The USA is only 4.28% of the world’s total population, but owns 30% of all the guns that exist. There are 1.20 guns for every man, woman and child in the good old US of A. At the same time we hold nearly 1 in 3 guns on the planet, only 1 in 5 Americans owns one. In fact, gun ownership is concentrated into hands of so few people that only 3% of Americans own half the guns in the country

Let me repeat that: 3% of Americans own half of the guns here.

9.8 million Americans own 130 million firearms; which means .001% of the 7.5 billion people on this planet own 15% of its private firearms.

If that number seems out of whack, take this into consideration: Only 1% of Americans belong to the NRA. The murderous gun policies the GOP backs are nothing more than a ruse to fill their coffers with dark Russian cash, while pretending a dismissible fraction of our population should have their fetish codified into our laws.


Homice Rate USA UK AUS CAN


So, really, when ANY politician (Democrats, too) takes blood money from the NRA and offers the mealy-mouthed phrase “Thoughts and Prayers” about the inevitable NEXT GODDAM SCHOOL SHOOTING, what they’re really saying is, “There’s nothing I will do. Ever.”

Frankly, I’m done debating the indisputable facts that a vast majority of Americans want tighter background checks, or that we have a glut of guns here, or that school shootings don’t happen in other countries like they do here.

I’m tired of people re-framing the need to reduce our gun violence with the notion we must stop all other forms of murder or violence before we tackle the dumpster fire of our gun laws.

I’m sick of answering disingenuous arguments with, “Yes, certainly, vehicles can be used for mass murder. They are also regulated, and insured, and their primary function is for transportation, not for killing people.”

I have precious little patience for those who unironically screech about their ‘god given right’ to the 2nd Amendment, while never comprehending the word amendment literally means ‘change’, and the word god is not in the Bill of Rights. There’s a reason ‘Well Regulated’ comes before ‘Shall Not Be Infringed’, and it’s not that difficult a concept to grasp that Americans are solidly behind weapon’s of war being ‘Well Regulated’ by a margin of 9-1.

I’m SURE as hell over those people stupid enough to argue for anarchy with, “Why pass laws when criminals won’t follow them?” They seem unable to grok that since the police manage to take so many of the white male mass murderers into custody, it’s super helpful to be able to prosecute them, and make them pay for their crimes.

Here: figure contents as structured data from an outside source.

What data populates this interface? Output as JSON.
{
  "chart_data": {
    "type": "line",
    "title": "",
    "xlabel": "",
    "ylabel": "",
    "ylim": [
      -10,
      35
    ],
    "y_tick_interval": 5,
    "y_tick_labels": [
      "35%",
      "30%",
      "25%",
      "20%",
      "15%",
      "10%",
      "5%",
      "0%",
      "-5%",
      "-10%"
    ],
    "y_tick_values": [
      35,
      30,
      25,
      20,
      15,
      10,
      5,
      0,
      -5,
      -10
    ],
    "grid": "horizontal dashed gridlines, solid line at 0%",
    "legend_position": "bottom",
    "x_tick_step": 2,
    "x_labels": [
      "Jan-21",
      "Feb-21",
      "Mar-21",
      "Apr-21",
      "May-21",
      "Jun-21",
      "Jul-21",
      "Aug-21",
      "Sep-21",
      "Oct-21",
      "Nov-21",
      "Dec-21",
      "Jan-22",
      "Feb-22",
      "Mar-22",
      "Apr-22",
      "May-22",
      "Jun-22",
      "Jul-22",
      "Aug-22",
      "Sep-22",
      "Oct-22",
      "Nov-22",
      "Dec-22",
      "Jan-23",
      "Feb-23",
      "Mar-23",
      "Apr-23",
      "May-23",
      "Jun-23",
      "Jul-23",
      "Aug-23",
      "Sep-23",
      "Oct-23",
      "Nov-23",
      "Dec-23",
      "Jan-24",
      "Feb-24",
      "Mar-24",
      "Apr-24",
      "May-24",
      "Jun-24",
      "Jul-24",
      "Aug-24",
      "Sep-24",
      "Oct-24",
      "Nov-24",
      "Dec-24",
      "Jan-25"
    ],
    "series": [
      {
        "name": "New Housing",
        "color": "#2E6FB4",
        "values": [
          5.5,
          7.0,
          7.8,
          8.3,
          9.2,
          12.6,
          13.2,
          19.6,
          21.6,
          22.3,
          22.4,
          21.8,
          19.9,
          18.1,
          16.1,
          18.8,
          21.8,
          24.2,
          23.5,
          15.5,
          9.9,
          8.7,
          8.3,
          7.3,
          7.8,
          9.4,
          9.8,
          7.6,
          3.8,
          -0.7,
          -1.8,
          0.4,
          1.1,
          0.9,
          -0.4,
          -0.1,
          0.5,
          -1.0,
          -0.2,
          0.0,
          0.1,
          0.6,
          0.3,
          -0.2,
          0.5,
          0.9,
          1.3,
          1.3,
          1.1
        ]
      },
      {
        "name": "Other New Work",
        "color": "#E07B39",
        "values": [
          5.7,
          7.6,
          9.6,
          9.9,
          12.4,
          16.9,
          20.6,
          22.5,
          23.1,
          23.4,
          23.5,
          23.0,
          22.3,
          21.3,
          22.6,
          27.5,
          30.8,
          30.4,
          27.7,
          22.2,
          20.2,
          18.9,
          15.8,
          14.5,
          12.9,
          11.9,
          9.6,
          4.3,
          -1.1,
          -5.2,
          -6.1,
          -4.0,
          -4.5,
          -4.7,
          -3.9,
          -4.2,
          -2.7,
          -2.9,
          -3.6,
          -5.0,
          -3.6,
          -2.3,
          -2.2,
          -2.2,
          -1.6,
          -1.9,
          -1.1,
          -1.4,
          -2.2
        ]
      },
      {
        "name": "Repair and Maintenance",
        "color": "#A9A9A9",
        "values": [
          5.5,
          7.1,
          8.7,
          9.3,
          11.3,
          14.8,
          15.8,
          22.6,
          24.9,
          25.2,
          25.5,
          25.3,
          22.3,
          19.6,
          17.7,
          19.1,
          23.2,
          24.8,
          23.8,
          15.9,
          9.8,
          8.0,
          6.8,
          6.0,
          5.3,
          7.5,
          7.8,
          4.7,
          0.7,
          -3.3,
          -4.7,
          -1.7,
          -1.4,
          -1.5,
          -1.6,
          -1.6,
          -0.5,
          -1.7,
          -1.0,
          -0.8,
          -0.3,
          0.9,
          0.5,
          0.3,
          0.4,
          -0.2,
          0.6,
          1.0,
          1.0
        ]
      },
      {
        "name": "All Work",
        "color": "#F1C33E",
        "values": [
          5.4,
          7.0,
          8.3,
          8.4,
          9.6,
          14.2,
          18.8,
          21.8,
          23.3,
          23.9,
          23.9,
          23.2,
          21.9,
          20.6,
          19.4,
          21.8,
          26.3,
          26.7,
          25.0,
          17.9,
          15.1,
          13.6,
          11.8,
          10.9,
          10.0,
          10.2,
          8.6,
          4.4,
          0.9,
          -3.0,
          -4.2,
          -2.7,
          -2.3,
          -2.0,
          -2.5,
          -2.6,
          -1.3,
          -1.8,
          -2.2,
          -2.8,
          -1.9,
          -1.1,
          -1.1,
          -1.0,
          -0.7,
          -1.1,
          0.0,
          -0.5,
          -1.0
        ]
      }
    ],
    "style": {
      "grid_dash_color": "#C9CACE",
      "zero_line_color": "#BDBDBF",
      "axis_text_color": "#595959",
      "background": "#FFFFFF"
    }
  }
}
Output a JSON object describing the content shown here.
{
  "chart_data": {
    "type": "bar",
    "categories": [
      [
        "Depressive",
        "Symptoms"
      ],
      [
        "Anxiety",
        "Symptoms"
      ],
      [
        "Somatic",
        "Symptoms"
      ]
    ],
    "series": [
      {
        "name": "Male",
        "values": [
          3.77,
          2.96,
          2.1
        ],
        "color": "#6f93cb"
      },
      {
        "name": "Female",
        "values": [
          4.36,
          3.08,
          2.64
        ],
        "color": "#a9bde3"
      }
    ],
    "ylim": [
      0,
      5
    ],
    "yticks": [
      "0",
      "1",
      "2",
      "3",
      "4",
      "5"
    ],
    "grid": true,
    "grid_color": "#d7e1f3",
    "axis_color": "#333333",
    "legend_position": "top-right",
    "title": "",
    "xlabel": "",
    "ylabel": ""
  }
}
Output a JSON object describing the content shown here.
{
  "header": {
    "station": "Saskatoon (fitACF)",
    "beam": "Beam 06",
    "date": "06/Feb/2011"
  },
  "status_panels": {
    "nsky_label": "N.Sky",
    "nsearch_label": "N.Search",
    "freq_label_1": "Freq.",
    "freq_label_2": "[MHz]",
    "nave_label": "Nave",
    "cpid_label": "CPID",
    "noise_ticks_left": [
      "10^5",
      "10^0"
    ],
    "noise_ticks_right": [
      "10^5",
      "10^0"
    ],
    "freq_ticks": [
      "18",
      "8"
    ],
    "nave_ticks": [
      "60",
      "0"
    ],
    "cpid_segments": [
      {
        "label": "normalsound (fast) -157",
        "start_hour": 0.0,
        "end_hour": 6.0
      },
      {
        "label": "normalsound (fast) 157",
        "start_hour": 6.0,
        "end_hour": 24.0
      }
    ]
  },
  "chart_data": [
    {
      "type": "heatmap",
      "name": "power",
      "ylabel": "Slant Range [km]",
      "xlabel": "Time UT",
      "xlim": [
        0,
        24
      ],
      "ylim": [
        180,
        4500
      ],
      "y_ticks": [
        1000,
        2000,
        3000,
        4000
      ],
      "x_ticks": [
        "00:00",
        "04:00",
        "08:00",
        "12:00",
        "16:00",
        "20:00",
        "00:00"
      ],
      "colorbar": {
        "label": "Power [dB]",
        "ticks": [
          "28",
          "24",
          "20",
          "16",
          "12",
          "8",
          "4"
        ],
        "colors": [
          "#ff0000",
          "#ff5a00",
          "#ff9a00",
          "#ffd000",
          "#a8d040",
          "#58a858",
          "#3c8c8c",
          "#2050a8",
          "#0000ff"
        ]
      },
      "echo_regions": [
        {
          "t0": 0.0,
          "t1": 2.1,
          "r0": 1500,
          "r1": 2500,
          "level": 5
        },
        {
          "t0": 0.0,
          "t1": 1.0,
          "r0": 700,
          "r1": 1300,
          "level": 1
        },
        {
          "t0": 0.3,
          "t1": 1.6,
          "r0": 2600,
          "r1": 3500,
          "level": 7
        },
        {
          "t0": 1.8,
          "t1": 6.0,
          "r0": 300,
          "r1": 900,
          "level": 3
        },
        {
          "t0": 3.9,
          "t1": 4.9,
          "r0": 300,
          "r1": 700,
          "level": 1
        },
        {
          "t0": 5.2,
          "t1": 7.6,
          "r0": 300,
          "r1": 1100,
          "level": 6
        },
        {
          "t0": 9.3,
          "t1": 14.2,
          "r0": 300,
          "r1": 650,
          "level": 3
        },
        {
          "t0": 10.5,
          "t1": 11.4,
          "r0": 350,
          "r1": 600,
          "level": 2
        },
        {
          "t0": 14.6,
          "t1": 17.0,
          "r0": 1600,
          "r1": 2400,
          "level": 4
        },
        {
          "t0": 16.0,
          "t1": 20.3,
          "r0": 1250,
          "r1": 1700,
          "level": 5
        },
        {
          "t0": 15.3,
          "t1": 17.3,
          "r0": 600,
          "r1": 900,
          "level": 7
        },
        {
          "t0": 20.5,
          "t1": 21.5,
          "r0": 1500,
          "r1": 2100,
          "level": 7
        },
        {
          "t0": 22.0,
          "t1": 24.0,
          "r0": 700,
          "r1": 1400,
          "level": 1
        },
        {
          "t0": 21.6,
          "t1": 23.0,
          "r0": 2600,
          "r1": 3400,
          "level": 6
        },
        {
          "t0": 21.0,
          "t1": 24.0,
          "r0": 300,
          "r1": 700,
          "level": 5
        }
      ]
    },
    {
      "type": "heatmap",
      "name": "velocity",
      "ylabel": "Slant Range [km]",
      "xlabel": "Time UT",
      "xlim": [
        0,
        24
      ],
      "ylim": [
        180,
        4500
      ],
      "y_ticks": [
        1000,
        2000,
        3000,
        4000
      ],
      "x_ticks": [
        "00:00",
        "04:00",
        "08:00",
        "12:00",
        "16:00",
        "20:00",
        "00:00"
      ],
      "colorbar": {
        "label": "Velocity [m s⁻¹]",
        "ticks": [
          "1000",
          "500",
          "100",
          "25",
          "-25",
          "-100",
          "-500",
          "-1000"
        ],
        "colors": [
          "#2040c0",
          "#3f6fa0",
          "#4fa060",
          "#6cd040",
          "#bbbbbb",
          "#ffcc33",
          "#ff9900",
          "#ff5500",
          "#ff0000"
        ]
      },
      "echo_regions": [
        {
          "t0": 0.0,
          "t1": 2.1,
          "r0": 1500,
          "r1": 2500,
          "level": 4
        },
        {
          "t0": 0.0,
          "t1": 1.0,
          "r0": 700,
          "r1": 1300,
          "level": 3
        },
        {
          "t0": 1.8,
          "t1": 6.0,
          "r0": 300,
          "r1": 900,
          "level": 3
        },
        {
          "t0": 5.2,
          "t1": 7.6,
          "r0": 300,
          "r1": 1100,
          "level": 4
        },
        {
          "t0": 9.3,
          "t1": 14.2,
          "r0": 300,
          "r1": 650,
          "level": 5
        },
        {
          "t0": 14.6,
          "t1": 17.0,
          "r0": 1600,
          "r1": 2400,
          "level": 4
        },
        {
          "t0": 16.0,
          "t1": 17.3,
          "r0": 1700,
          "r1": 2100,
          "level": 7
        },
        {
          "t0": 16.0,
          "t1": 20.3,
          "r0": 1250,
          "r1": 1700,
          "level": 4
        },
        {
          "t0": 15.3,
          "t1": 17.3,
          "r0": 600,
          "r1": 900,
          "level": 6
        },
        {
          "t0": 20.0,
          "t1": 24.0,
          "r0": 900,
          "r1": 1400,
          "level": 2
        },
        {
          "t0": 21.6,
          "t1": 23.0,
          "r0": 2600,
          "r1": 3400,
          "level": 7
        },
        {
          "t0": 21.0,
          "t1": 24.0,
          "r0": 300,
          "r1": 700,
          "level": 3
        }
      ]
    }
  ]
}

In short: I’m over the excuses for why our schools are war zones, and we have more than one mass shooting a day in America.

Thoughts and Prayers are all well and good as a means to spiritual fulfillment, but they do nothing to change the very real gun crisis in this country. The only way we can break the endless cycle of Republican Thoughts and Prayers will be when We The People force change through activism and elections, and not by demanding God cure the illness we created ourselves.

Screw Thoughts and Prayers – You need to VOTE, dammit.